Qualitative and Quantitative Evaluation

Extensive qualitative experiments demonstrate the method's ability to maintain character and object consistency, perform fine-grained edits (e.g., changing hair color, adding accessories), and support global stylistic transformations (e.g., "Van Gogh" style). The framework can edit both generated and user-provided story frames, including illustrations from published books, without retraining or fine-tuning.

Figure 3: Qualitative results showing consistent narratives, localized edits, character replacements, and personalization.

Comparative analysis with state-of-the-art methods (StoryDiffusion, ConsiStory, AutoStudio, Intelligent Grimm) reveals that Plot'n Polish consistently outperforms competitors in maintaining visual coherence, accurately depicting characters and attire, and avoiding blending errors or narrative breaks.

Figure 4: Comparison with prior story visualization methods, highlighting superior consistency and narrative coherence of Plot'n Polish.

For editing tasks, Plot'n Polish demonstrates disentangled, contextually appropriate modifications, outperforming methods such as InstructPix2Pix, LEDITS++, and Plug-and-Play in both accuracy and preservation of background details.

Figure 5: Editing comparison showing Plot'n Polish's ability to apply edits accurately while maintaining narrative coherence.

Figure 6: Comparison of editing methods, illustrating Plot'n Polish's disentangled edits and background preservation.

Quantitative metrics (CLIP-I, CLIP-T, DINO, LPIPS) and user studies confirm the method's superiority in image consistency, text alignment, and editing disentanglement. Plot'n Polish achieves the highest scores in user ratings for narrative alignment and consistency, as well as editing accuracy and disentanglement.

Ablation and Robustness

Ablation studies highlight the importance of grid size, grid priors, and latent blending. Larger grids improve frame-to-frame interaction and consistency; removing grid priors or latent blending leads to character inconsistencies and artifacts. The method is robust to alternative masking strategies, including attention-derived masks, and generalizes to high-resolution models (SDXL, Flux).

Figure 7: Ablation results showing the impact of grid size, grid priors, and latent blending on consistency and artifact reduction.

Figure 8: Example of image editing using attention-derived mask.

Limitations

The framework's reliance on segmentation models for mask extraction means that edit quality is contingent on segmentation accuracy. Overlapping objects may result in unintended edits, as illustrated in failure cases.

Figure 9: Failure case due to overlapping mask detection, resulting in unintended subject edits.

Implications and Future Directions

Plot'n Polish advances the state-of-the-art in story visualization by enabling zero-shot, training-free, multi-frame editing with disentangled control. The method's flexibility and efficiency make it suitable for creative workflows, educational content, and personalized storytelling. The integration of LLMs for prompt generation and iterative refinement further enhances user control and narrative alignment.

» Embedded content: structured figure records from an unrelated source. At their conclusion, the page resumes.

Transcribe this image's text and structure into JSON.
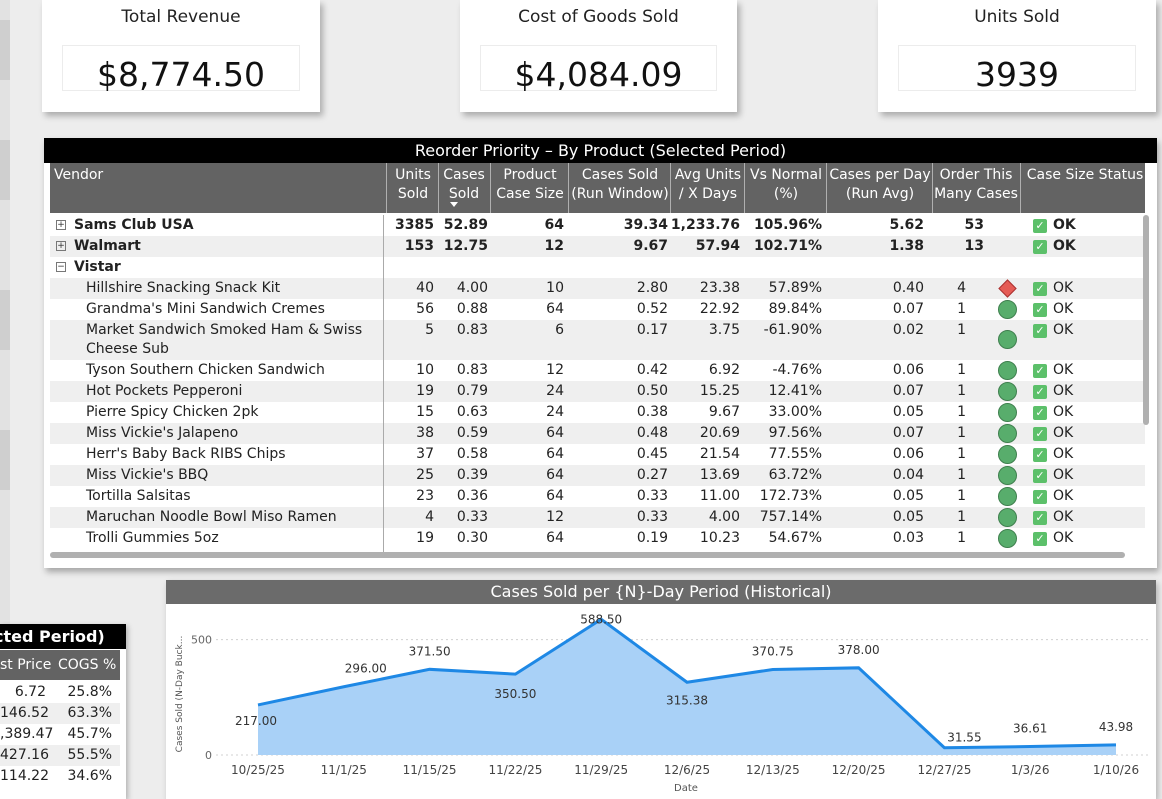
{
  "kpis": {
    "revenue": {
      "label": "Total Revenue",
      "value": "$8,774.50"
    },
    "cogs": {
      "label": "Cost of Goods Sold",
      "value": "$4,084.09"
    },
    "units": {
      "label": "Units Sold",
      "value": "3939"
    }
  },
  "reorder": {
    "title": "Reorder Priority – By Product (Selected Period)",
    "headers": {
      "vendor": "Vendor",
      "units_sold": [
        "Units",
        "Sold"
      ],
      "cases_sold": [
        "Cases",
        "Sold"
      ],
      "product_case_size": [
        "Product",
        "Case Size"
      ],
      "cases_sold_run": [
        "Cases Sold",
        "(Run Window)"
      ],
      "avg_units": [
        "Avg Units",
        "/ X Days"
      ],
      "vs_normal": [
        "Vs Normal",
        "(%)"
      ],
      "cases_per_day": [
        "Cases per Day",
        "(Run Avg)"
      ],
      "order_cases": [
        "Order This",
        "Many Cases"
      ],
      "case_size_status": "Case Size Status"
    },
    "groups": [
      {
        "name": "Sams Club USA",
        "units": "3385",
        "cases": "52.89",
        "case_size": "64",
        "cases_run": "39.34",
        "avg_units": "1,233.76",
        "vs_normal": "105.96%",
        "per_day": "5.62",
        "order": "53",
        "status": "OK"
      },
      {
        "name": "Walmart",
        "units": "153",
        "cases": "12.75",
        "case_size": "12",
        "cases_run": "9.67",
        "avg_units": "57.94",
        "vs_normal": "102.71%",
        "per_day": "1.38",
        "order": "13",
        "status": "OK"
      },
      {
        "name": "Vistar"
      }
    ],
    "items": [
      {
        "name": "Hillshire Snacking Snack Kit",
        "units": "40",
        "cases": "4.00",
        "case_size": "10",
        "cases_run": "2.80",
        "avg_units": "23.38",
        "vs_normal": "57.89%",
        "per_day": "0.40",
        "order": "4",
        "indicator": "red-diamond",
        "status": "OK"
      },
      {
        "name": "Grandma's Mini Sandwich Cremes",
        "units": "56",
        "cases": "0.88",
        "case_size": "64",
        "cases_run": "0.52",
        "avg_units": "22.92",
        "vs_normal": "89.84%",
        "per_day": "0.07",
        "order": "1",
        "indicator": "green-circle",
        "status": "OK"
      },
      {
        "name": "Market Sandwich Smoked Ham & Swiss",
        "name2": "Cheese Sub",
        "units": "5",
        "cases": "0.83",
        "case_size": "6",
        "cases_run": "0.17",
        "avg_units": "3.75",
        "vs_normal": "-61.90%",
        "per_day": "0.02",
        "order": "1",
        "indicator": "green-circle",
        "status": "OK"
      },
      {
        "name": "Tyson Southern Chicken Sandwich",
        "units": "10",
        "cases": "0.83",
        "case_size": "12",
        "cases_run": "0.42",
        "avg_units": "6.92",
        "vs_normal": "-4.76%",
        "per_day": "0.06",
        "order": "1",
        "indicator": "green-circle",
        "status": "OK"
      },
      {
        "name": "Hot Pockets Pepperoni",
        "units": "19",
        "cases": "0.79",
        "case_size": "24",
        "cases_run": "0.50",
        "avg_units": "15.25",
        "vs_normal": "12.41%",
        "per_day": "0.07",
        "order": "1",
        "indicator": "green-circle",
        "status": "OK"
      },
      {
        "name": "Pierre Spicy Chicken 2pk",
        "units": "15",
        "cases": "0.63",
        "case_size": "24",
        "cases_run": "0.38",
        "avg_units": "9.67",
        "vs_normal": "33.00%",
        "per_day": "0.05",
        "order": "1",
        "indicator": "green-circle",
        "status": "OK"
      },
      {
        "name": "Miss Vickie's Jalapeno",
        "units": "38",
        "cases": "0.59",
        "case_size": "64",
        "cases_run": "0.48",
        "avg_units": "20.69",
        "vs_normal": "97.56%",
        "per_day": "0.07",
        "order": "1",
        "indicator": "green-circle",
        "status": "OK"
      },
      {
        "name": "Herr's Baby Back RIBS Chips",
        "units": "37",
        "cases": "0.58",
        "case_size": "64",
        "cases_run": "0.45",
        "avg_units": "21.54",
        "vs_normal": "77.55%",
        "per_day": "0.06",
        "order": "1",
        "indicator": "green-circle",
        "status": "OK"
      },
      {
        "name": "Miss Vickie's BBQ",
        "units": "25",
        "cases": "0.39",
        "case_size": "64",
        "cases_run": "0.27",
        "avg_units": "13.69",
        "vs_normal": "63.72%",
        "per_day": "0.04",
        "order": "1",
        "indicator": "green-circle",
        "status": "OK"
      },
      {
        "name": "Tortilla Salsitas",
        "units": "23",
        "cases": "0.36",
        "case_size": "64",
        "cases_run": "0.33",
        "avg_units": "11.00",
        "vs_normal": "172.73%",
        "per_day": "0.05",
        "order": "1",
        "indicator": "green-circle",
        "status": "OK"
      },
      {
        "name": "Maruchan Noodle Bowl Miso Ramen",
        "units": "4",
        "cases": "0.33",
        "case_size": "12",
        "cases_run": "0.33",
        "avg_units": "4.00",
        "vs_normal": "757.14%",
        "per_day": "0.05",
        "order": "1",
        "indicator": "green-circle",
        "status": "OK"
      },
      {
        "name": "Trolli Gummies 5oz",
        "units": "19",
        "cases": "0.30",
        "case_size": "64",
        "cases_run": "0.19",
        "avg_units": "10.23",
        "vs_normal": "54.67%",
        "per_day": "0.03",
        "order": "1",
        "indicator": "green-circle",
        "status": "OK"
      }
    ]
  },
  "left_table": {
    "title": "cted Period)",
    "headers": [
      "st Price",
      "COGS %"
    ],
    "rows": [
      [
        "6.72",
        "25.8%"
      ],
      [
        "146.52",
        "63.3%"
      ],
      [
        ",389.47",
        "45.7%"
      ],
      [
        "427.16",
        "55.5%"
      ],
      [
        "114.22",
        "34.6%"
      ]
    ]
  },
  "chart_data": {
    "type": "area",
    "title": "Cases Sold per {N}-Day Period (Historical)",
    "xlabel": "Date",
    "ylabel": "Cases Sold (N-Day Buck...",
    "categories": [
      "10/25/25",
      "11/1/25",
      "11/15/25",
      "11/22/25",
      "11/29/25",
      "12/6/25",
      "12/13/25",
      "12/20/25",
      "12/27/25",
      "1/3/26",
      "1/10/26"
    ],
    "values": [
      217.0,
      296.0,
      371.5,
      350.5,
      588.5,
      315.38,
      370.75,
      378.0,
      31.55,
      36.61,
      43.98
    ],
    "labels": [
      "217.00",
      "296.00",
      "371.50",
      "350.50",
      "588.50",
      "315.38",
      "370.75",
      "378.00",
      "31.55",
      "36.61",
      "43.98"
    ],
    "yticks": [
      "0",
      "500"
    ],
    "ylim": [
      0,
      620
    ],
    "colors": {
      "line": "#1e88e5",
      "fill": "#a9d1f7"
    }
  }
}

Theoretically, the grid-based latent prior and blending strategies provide a foundation for future research in multi-frame and video editing, compositional generation, and interactive narrative systems. Future work may explore interactive branching narratives, more sophisticated mask extraction, and integration with multimodal generative models for richer story dynamics.

Conclusion

Plot'n Polish presents a comprehensive framework for zero-shot story visualization and disentangled multi-frame editing using T2I diffusion models. By combining grid-based latent priors, latent blending, and flexible personalization, the method achieves consistent, coherent, and customizable story sequences. Extensive qualitative and quantitative results substantiate its superiority over existing approaches, and its design opens avenues for further research in interactive and compositional generative modeling.